Este domingo, entre períodos de chuva e algumas abertas, fomos para a outra casa, para trazer o resto das coisas que lá tinhamos deixado. Já lá não ia há algum tempo, aliás, nem me apetecia voltar lá, mas tinha mesmo que ser. A minha preocupação foi com plantas que ainda estavam no jardim, que tinham que ser retiradas ou ficaria sem elas.
Algumas, de tão grandes que estão, tiveram que ficar, com muita pena minha, mas não havia hipótese de trazê-las comigo.

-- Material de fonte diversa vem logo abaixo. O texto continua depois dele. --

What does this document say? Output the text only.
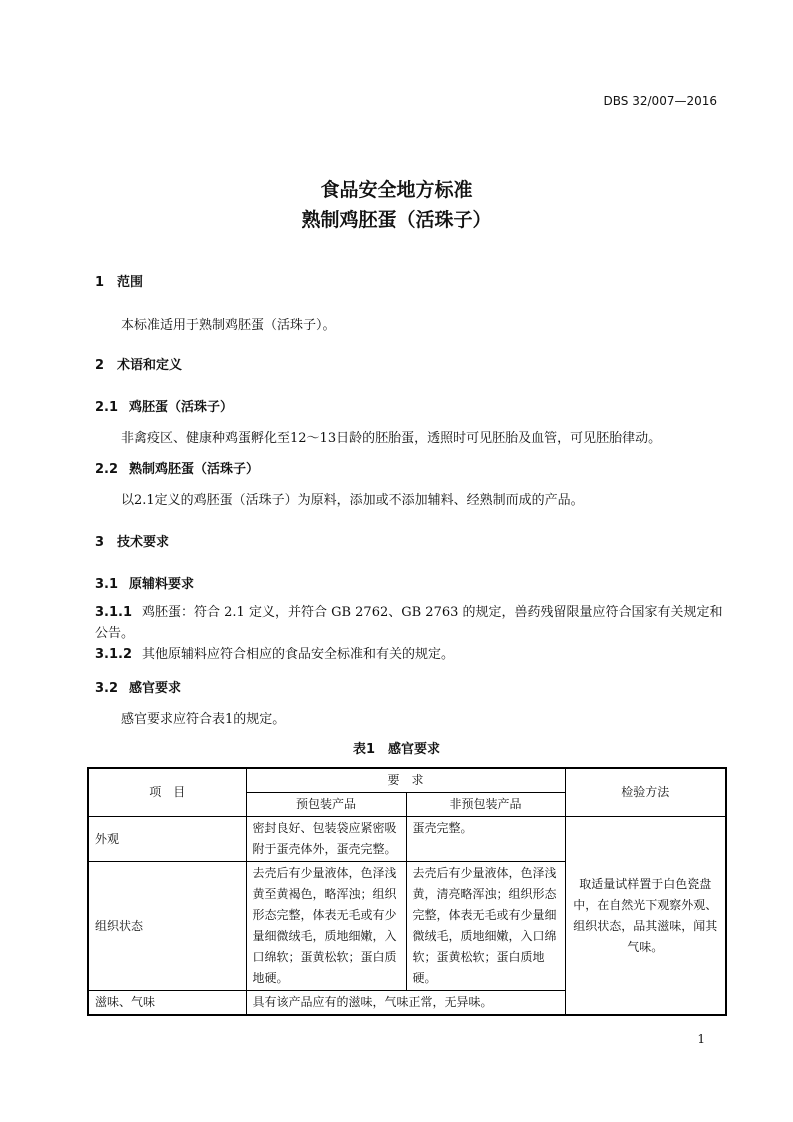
DBS 32/007—2016
食品安全地方标准
熟制鸡胚蛋（活珠子）
1 范围
本标准适用于熟制鸡胚蛋（活珠子）。
2 术语和定义
2.1 鸡胚蛋（活珠子）
非禽疫区、健康种鸡蛋孵化至12～13日龄的胚胎蛋，透照时可见胚胎及血管，可见胚胎律动。
2.2 熟制鸡胚蛋（活珠子）
以2.1定义的鸡胚蛋（活珠子）为原料，添加或不添加辅料、经熟制而成的产品。
3 技术要求
3.1 原辅料要求
3.1.1 鸡胚蛋：符合 2.1 定义，并符合 GB 2762、GB 2763 的规定，兽药残留限量应符合国家有关规定和公告。
3.1.2 其他原辅料应符合相应的食品安全标准和有关的规定。
3.2 感官要求
感官要求应符合表1的规定。
表1　感官要求
项　目	要　求		检验方法
	预包装产品	非预包装产品	
外观	密封良好、包装袋应紧密吸附于蛋壳体外，蛋壳完整。	蛋壳完整。	取适量试样置于白色瓷盘中，在自然光下观察外观、组织状态，品其滋味，闻其气味。
组织状态	去壳后有少量液体，色泽浅黄至黄褐色，略浑浊；组织形态完整，体表无毛或有少量细微绒毛，质地细嫩，入口绵软；蛋黄松软；蛋白质地硬。	去壳后有少量液体，色泽浅黄，清亮略浑浊；组织形态完整，体表无毛或有少量细微绒毛，质地细嫩，入口绵软；蛋黄松软；蛋白质地硬。	
滋味、气味	具有该产品应有的滋味，气味正常，无异味。		
1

Entre elas está um Ficus benjamina, comprado há quase 20 anos num vasinho pequenino e que hoje é uma árvore de mais de três metros de altura. Tendo sofrido várias queimaduras da geada, onde perdeu a folhagem e parte dos troncos, agora está alto e majestojo, e parece-me que muito resistente (para a geada chegar ao tronco tem muita folhagem que percorrer). Este ano pela primeira vez vi as suas sementes, umas pequenas bolinhas verdes que até então não tinha dado.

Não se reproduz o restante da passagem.